Остаток дня мы со Светочкой своими силами собирали витрины и выкладывали в них наши сокровища. Мысль о пропавшем молитвослове не выходила из головы, и я несколько раз сверялась со списком, проверяя, не ошиблась ли я — а вдруг и не было никакого молитвослова? Но нет, ошибки быть не могло. За номером сорок пять совершенно точно числился личный молитвослов Ее Императорского Величества Александры Федоровны. Я очень опасалась, что в коробку залезет дотошный Майкл, обнаружит пропажу, и тогда не избежать международного скандала, но мне повезло. Американец открыл для себя перфоманс шведского кудесника от искусства и до самого окончания рабочего дня снова и снова наблюдал за распадом демонической женщины. Пока что никто ничего не заметил, и я очень рассчитывала, что вечером увижу Евгения и задам интересующий меня вопрос по поводу пропавшего экспоната из коробки номер девять.
Царское Село, декабрь 1916 года.
Переливчатая трель будильника оповестила о начале нового дня. Независимо от того, будни это или праздники, Влас просыпался по надежному немецкому «Ленцкирху» точно в семь часов и делал ровно сто атлетических движений для придания мышцам упругости. Затем шел в ванную комнату и, стоя в корыте, окатывал тело ледяной водой. Растирался туго накрахмаленным до наждачной жесткости полотенцем, тщательно брился перед мутным от времени настенным зеркалом, наводил идеальный пробор и возвращался к себе, чтобы одеться на американский манер в клетчатые панталоны и желтые ботинки на каучуковом ходу, завершив картину преображения белой фланелевой тенниской на шнуровке крест-накрест, укороченным полупальто и кепи.
В это утро дело дошло до тенниски, когда в комнату без стука ворвался Ригель и с порога выдохнул:
— Эх, Воскобойников! Не уберег Раису Киевну!
— Во-первых, Мишель, здравствуй, — с достоинством откликнулся Влас, рассматривая в карманное зеркальце прыщ на подбородке. — Не кричи. Что случилось? Что с Раисой?
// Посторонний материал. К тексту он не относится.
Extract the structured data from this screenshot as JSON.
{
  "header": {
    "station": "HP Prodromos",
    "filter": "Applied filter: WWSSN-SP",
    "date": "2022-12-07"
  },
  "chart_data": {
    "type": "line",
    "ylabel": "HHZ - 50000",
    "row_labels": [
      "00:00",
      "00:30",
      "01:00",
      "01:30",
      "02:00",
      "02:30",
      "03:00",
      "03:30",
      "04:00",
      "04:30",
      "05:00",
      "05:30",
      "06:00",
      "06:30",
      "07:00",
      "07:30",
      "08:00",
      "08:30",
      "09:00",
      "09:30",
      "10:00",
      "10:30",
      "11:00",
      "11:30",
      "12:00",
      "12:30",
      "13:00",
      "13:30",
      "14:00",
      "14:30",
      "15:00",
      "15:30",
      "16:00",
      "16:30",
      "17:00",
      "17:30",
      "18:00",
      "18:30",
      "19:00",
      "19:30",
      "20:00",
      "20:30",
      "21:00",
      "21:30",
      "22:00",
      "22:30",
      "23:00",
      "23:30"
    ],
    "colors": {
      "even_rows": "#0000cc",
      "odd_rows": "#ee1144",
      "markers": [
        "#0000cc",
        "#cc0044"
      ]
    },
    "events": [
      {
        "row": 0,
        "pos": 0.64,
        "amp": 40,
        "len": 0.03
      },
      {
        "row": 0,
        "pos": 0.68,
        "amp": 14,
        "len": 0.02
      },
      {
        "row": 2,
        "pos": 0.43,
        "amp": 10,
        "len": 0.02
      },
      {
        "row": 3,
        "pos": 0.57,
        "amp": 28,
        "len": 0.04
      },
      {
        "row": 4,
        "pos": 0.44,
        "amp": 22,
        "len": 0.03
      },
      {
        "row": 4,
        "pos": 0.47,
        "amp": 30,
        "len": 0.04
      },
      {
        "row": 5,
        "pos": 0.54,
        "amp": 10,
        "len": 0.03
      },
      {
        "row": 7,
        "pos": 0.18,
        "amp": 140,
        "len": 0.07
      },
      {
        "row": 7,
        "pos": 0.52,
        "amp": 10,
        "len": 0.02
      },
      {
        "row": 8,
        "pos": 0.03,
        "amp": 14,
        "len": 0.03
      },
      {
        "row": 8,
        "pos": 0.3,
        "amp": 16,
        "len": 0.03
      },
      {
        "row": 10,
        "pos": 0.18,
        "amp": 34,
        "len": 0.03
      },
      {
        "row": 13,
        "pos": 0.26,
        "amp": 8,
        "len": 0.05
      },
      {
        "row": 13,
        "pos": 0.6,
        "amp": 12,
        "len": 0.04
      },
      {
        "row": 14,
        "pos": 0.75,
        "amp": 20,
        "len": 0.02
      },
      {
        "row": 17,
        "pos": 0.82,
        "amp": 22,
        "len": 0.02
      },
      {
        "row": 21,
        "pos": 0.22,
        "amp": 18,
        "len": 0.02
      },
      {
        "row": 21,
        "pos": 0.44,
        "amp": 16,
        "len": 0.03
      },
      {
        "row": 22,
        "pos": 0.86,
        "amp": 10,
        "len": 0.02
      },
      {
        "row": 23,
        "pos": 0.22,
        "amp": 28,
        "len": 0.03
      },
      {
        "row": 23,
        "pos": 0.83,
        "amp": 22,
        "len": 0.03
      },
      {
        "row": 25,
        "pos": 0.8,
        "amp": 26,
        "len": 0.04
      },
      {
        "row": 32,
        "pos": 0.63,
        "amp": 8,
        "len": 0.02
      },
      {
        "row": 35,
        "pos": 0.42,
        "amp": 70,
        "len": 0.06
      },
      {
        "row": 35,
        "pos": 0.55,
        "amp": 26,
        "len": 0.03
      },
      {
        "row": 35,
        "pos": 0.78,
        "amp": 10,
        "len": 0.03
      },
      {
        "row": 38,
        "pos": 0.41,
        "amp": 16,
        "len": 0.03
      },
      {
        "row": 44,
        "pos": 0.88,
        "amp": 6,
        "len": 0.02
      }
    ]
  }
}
— Выпила крысиную отраву, пыталась покончить собой. Да не стой ты, как фонарный столб! Нужно промывание делать! Воду к ней неси!
Влас отложил зеркальце и посмотрел на друга.
— Кружки достаточно?
Ригель даже застонал от его непонятливости.
— Ведро с водой! — прокричал он, выбегая из комнаты и устремляясь в покои хозяйки. — Пустую кружку! И таз! Все неси! Да шевелись ты!
Влас сходил на кухню за ополовиненным во время умывания ведром, по дороге прихватив кружку и таз. Свернув по коридору на хозяйскую половину, зашел в открытую дверь и поставил воду перед Ригелем. Таз и кружку тот выхватил из рук приятеля сам. Замерев перед кроватью, Влас не без брезгливости наблюдал, как Ригель зачерпывает в ведре воду и кружка за кружкой вливает ловкими точными движениями в раскинувшуюся в беспамятстве девушку, после чего переворачивает ее на бок и, сделав несколько манипуляций, направляет рвотный поток в стоящий на полу таз. Затем снова зачерпывает воду, вливает в рот Раисе.
Чтобы не видеть не слишком приятного очистительного процесса, Влас отошел к столу и стал перебирать безделушки. Взял в руки томик Бессонова, полистал и вернул на место. Раскрыл синюю, в картонном переплете, тетрадь, понял, что это дневник, хотел было закрыть, как порядочный человек, но текст, промелькнувший на последней странице, привлек его внимание.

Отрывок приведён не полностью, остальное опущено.